Under the Radar Member
The fact remains that there is no set schedule. Therefore Mom is not in contempt. As has been said before, Dad needs to file for a modification so that the visitation dates are more clearly defined.

And it is never a good idea to buy airline tickets before a schedule is confirmed. Having said that, he could take it back to court and request that the judge order her to make the kids available for those dates due to Dad's constraints. It may or may not happen. My ex did it, and he got the dates he wanted. Of course, he also had to pay my legal fees as he'd made arrangements contrary to a previously agreed schedule.
 
stealth2 said:
The fact remains that there is no set schedule.
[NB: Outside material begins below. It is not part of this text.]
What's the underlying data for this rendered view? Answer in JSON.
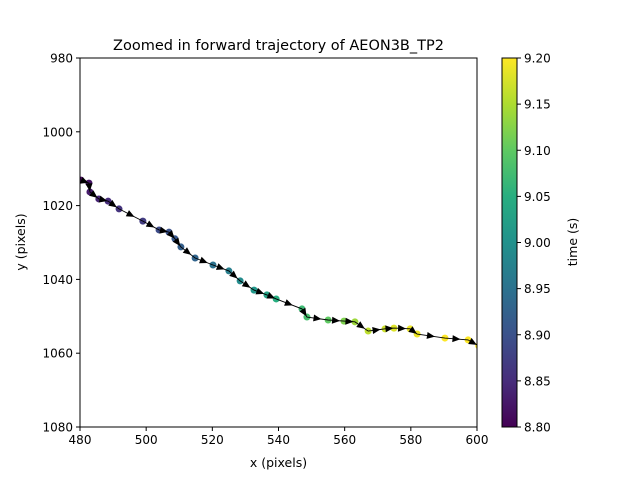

Therefore Mom is not in contempt. As has been said before, Dad needs to file for a modification so that the visitation dates are more clearly defined.

And it is never a good idea to buy airline tickets before a schedule is confirmed. Having said that, he could take it back to court and request that the judge order her to make the kids available for those dates due to Dad's constraints. It may or may not happen. My ex did it, and he got the dates he wanted. Of course, he also had to pay my legal fees as he'd made arrangements contrary to a previously agreed schedule.
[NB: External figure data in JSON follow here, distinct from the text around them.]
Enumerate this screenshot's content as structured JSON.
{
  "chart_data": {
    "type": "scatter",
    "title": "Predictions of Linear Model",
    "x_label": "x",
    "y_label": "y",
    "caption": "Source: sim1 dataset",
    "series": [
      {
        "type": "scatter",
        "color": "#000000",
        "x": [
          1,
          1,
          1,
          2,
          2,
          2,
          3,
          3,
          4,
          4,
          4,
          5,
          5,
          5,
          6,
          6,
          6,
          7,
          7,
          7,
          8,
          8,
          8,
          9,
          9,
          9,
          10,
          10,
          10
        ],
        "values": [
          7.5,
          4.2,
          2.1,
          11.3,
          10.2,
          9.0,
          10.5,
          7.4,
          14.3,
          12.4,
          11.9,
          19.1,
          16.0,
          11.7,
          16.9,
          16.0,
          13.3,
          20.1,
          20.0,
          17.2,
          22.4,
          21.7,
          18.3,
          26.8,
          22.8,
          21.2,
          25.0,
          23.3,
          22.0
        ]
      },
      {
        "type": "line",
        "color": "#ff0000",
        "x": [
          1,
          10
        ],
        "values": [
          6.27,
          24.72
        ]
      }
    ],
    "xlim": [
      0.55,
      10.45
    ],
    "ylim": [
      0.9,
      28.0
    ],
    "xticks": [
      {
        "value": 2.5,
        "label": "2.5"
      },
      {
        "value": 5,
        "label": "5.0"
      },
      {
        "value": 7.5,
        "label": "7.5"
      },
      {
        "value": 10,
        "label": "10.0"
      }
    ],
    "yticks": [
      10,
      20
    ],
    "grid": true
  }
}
Yeah we thought so. He is actually going back to fight for full custody. There are a lot of other thing that she is doing wrong that I have not posted because we already know the answers that will hopefully assist him is getting custody. Is it not tru though that is she is now refusing to give him iny dates at all that she is now in contempt or does she have the option to say no to the summer break because the order says LIBERAL and she had full custody?
 

stealth2

Under the Radar Member
She's not in contempt for a different reason. Liberal and reasonable visitation - what does that mean? What is liberal and reasonable to Dad may not be to Mom. So the most a judge is likely to do is tell her to quit playing games, and then set a specific schedule.